In computer security there is a concept known as the attack surface, and it’s comprised of everything a potential attacker could have access to. The most potentially worrying attacks are the ones you can’t predict or plan for, and the only way to defend against them is to minimise the total attack surface of the system by giving potential attackers as little to work with as possible. Could an attacker exploit this unused service? No idea, but if you take it away it’s one less thing to worry about.

I regularly work on (admittedly quite menial) real-world problems with no immediate solution but well-defined success criteria, and something that I’ve realised is that they all have an attack surface. The size of that surface is dependent on their shape, and the shape of a problem is determined by how you think about it.

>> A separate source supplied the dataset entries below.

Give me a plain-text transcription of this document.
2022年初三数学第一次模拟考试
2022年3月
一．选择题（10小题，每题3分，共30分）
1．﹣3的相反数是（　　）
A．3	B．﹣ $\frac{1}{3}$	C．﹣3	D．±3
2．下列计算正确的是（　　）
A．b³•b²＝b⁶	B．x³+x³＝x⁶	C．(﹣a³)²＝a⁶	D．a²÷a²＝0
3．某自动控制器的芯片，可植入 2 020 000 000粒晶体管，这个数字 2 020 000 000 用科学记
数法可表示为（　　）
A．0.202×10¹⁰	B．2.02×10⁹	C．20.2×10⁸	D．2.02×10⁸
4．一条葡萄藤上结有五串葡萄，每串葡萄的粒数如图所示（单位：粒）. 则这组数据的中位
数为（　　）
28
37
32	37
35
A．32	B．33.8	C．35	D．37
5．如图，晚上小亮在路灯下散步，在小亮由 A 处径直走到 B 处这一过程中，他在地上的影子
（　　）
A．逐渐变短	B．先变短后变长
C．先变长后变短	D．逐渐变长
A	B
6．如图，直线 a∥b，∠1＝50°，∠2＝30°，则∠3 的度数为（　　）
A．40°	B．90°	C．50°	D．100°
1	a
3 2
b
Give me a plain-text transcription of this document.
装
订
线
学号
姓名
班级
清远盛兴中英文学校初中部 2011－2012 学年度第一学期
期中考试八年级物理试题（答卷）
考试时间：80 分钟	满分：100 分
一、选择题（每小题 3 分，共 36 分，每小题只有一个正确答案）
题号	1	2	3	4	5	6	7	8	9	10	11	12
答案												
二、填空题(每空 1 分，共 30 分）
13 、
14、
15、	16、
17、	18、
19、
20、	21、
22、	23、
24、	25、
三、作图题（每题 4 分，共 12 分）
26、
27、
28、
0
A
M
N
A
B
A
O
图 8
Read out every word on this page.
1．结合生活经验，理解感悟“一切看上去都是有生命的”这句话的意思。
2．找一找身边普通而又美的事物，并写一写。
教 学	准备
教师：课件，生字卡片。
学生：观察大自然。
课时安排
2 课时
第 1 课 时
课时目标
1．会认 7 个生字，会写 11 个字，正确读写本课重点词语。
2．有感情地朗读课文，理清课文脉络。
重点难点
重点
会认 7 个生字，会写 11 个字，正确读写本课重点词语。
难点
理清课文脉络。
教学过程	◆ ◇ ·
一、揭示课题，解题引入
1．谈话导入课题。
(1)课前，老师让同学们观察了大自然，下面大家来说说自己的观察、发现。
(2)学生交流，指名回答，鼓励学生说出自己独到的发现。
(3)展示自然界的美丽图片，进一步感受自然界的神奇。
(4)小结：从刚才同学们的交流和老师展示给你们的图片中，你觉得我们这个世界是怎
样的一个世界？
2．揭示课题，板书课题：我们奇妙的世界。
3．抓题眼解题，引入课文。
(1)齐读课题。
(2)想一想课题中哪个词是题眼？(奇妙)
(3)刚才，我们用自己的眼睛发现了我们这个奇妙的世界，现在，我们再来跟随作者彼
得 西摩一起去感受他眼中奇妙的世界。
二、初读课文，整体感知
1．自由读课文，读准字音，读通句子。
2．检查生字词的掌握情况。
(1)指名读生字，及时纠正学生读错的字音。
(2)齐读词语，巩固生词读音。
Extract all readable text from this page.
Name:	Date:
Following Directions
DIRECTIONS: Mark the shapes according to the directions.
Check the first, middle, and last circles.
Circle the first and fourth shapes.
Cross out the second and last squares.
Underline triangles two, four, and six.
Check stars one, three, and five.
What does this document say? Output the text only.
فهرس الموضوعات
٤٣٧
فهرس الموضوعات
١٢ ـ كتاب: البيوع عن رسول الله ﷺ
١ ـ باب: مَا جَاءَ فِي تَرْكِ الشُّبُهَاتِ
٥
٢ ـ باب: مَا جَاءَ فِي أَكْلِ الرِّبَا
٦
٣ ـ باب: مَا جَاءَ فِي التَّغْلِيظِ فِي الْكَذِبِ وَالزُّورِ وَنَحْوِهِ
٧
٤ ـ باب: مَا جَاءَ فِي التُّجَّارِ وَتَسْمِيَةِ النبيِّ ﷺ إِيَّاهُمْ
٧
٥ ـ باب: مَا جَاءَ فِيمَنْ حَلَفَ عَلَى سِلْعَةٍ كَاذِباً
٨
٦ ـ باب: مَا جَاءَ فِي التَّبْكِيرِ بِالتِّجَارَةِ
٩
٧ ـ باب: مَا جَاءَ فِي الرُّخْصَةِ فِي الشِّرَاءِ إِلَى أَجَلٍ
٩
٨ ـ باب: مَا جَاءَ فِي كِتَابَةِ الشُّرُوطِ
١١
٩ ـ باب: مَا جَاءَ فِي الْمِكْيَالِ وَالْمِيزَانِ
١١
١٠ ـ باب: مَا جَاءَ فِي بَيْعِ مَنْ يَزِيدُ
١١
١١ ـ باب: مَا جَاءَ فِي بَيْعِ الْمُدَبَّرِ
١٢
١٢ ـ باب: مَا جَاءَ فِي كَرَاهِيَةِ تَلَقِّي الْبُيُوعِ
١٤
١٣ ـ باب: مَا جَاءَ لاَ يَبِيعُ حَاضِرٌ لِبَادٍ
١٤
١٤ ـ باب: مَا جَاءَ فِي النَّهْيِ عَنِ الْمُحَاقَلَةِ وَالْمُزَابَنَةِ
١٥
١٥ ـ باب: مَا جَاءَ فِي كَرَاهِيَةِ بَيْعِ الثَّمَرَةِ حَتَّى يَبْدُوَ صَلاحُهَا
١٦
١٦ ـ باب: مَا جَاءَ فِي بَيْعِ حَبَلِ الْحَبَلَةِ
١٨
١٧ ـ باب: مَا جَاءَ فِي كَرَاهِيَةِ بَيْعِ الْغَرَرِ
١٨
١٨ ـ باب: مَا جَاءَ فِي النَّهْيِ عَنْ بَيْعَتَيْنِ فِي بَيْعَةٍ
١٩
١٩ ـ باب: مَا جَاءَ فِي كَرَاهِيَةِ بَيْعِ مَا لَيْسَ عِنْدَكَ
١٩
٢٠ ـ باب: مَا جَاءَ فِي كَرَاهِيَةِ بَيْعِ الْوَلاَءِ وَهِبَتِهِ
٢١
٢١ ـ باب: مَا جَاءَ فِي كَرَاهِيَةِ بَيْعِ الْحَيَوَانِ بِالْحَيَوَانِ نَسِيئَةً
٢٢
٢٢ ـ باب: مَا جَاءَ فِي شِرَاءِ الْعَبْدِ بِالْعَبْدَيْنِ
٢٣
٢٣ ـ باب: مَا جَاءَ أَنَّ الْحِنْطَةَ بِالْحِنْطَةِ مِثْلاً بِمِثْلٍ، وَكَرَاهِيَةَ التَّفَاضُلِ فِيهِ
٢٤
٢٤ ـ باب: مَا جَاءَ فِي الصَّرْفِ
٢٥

Especially powerful techniques for dealing with a type of problem force them into a shape with a larger attack surface, and make them vulnerable to more potential solutions.

The trouble is that simply describing a problem can give it a certain shape. If you describe (as a completely non-controversial example) climate change in the context of collective personal energy consumption, it becomes a messy social and political problem with a highly fragmented attack surface. If you describe it in the context of the distribution of carbon in the biosphere, all of a sudden it’s an engineering problem, and you have a whole host of additional tools at your disposal. The overall volume (search space) of the problem is the same, but you’ve changed its attack surface, and even if the new surface isn’t that much greater (although in this case I would argue it is), it’s at least a more contiguous surface; one vector of assault may miss its intended target, but still have an impact on the overall problem.

This very avenue of thought is, in its own way, attempting to force a problem into a shape with a more pliable attack surface. I want to be able to describe why certain methods are more generally useful problem-solving tools than others, and in doing that I would like to find general properties of those methods which would let me more easily identify them. Information-theoretic concepts are probably quite useful here. Ways of describing problems with relatively low Kolmogrov Complexity (a fractal as opposed to a sphere within the confines of the metaphor), present greater attack surfaces, and provide more information about the problem. An example of a powerful technique with this property would be recursion.

Within the confines of the attack surface metaphor, what other properties of large surface area solids might be analogous to useful properties of powerful problem solving methods?